Historically, some brokers have questioned CBA’s commitment to the broker channel. So, when Commonwealth mooted changing broker remuneration from a commission-based model to a flat fee, many called it out as an attempt to reclaim market dominance at the expense of those who chose to arrange their loan via a broker.

CBA’s position was in contrast to that of its closet rival, Westpac, which said in its evidence to the Royal Commission, the current remuneration model  is not “not inherently problematic” and opposed a ban a trailing commission.

Macquarie Bank went even further, arguing that brokers provide “genuine competition” and that a fee-for-service model “doesn’t sound as attractive as the current structure”.

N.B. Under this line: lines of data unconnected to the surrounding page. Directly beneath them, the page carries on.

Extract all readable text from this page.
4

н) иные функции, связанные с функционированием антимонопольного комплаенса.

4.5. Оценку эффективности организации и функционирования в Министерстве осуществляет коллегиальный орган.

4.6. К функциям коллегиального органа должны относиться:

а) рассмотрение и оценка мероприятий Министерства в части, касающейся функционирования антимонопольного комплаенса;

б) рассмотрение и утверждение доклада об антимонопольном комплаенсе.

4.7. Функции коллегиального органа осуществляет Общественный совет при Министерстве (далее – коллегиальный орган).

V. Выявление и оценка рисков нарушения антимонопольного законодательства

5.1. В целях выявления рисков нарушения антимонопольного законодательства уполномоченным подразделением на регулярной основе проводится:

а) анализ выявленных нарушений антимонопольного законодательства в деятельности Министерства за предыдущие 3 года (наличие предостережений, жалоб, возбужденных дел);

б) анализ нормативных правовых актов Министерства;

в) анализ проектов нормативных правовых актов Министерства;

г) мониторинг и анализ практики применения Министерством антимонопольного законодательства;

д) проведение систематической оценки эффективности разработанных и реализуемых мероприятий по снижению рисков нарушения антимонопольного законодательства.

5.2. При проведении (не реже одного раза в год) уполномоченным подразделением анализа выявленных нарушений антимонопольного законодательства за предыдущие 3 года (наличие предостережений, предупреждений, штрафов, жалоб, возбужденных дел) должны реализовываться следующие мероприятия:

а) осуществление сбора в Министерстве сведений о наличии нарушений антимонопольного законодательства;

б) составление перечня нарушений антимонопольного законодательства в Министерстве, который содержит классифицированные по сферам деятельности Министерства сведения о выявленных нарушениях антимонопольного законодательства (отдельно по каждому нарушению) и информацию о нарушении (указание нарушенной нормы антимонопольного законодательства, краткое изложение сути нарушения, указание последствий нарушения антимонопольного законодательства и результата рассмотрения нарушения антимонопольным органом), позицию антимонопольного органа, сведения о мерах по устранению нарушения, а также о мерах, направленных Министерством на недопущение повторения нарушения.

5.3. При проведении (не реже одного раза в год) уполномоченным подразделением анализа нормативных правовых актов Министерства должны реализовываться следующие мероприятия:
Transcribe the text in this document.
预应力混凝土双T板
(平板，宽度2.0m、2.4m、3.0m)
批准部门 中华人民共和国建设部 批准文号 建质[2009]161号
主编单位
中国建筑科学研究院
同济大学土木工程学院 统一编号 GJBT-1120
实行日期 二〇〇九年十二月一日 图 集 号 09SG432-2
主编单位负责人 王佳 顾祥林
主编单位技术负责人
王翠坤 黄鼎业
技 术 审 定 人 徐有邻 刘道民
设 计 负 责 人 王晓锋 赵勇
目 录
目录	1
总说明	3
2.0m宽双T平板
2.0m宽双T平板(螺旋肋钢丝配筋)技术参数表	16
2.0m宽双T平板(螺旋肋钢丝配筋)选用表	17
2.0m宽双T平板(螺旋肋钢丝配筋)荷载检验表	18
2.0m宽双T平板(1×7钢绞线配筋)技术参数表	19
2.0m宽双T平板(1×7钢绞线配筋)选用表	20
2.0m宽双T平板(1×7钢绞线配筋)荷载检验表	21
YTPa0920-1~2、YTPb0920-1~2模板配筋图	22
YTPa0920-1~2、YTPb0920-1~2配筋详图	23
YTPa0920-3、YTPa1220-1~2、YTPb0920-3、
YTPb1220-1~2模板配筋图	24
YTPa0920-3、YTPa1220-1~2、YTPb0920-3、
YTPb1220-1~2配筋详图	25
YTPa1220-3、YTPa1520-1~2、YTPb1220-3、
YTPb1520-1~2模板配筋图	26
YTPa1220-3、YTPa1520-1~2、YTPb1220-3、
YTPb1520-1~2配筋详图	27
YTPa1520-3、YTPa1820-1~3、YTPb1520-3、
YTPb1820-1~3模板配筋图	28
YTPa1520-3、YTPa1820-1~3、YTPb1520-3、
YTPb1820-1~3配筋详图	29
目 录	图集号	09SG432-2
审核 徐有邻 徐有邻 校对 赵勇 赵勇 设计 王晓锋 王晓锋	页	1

Its CEO, Nicholas Moore, reiterated that competition in the finance industry has helped drive down interest rates by 2.5 per cent and that this competition could not have occurred without the broker distribution channel, on whom Macquarie depends.

Mr Moore added that he believed that changing to a fee for service “does not sound as attractive as the current structure”.

Indeed, while the CEO of ANZ, Shayne Elliott, outlined that a flat fee paid by lenders was “worth looking at” and “not an unreasonable proposition”, he argued that it could make it “uneconomic” for low-income borrowers. He added that “no system’s perfect”.

The mortgage broking industry has always been subject to change.  But, if CBA gets its way, consumers may not like the result.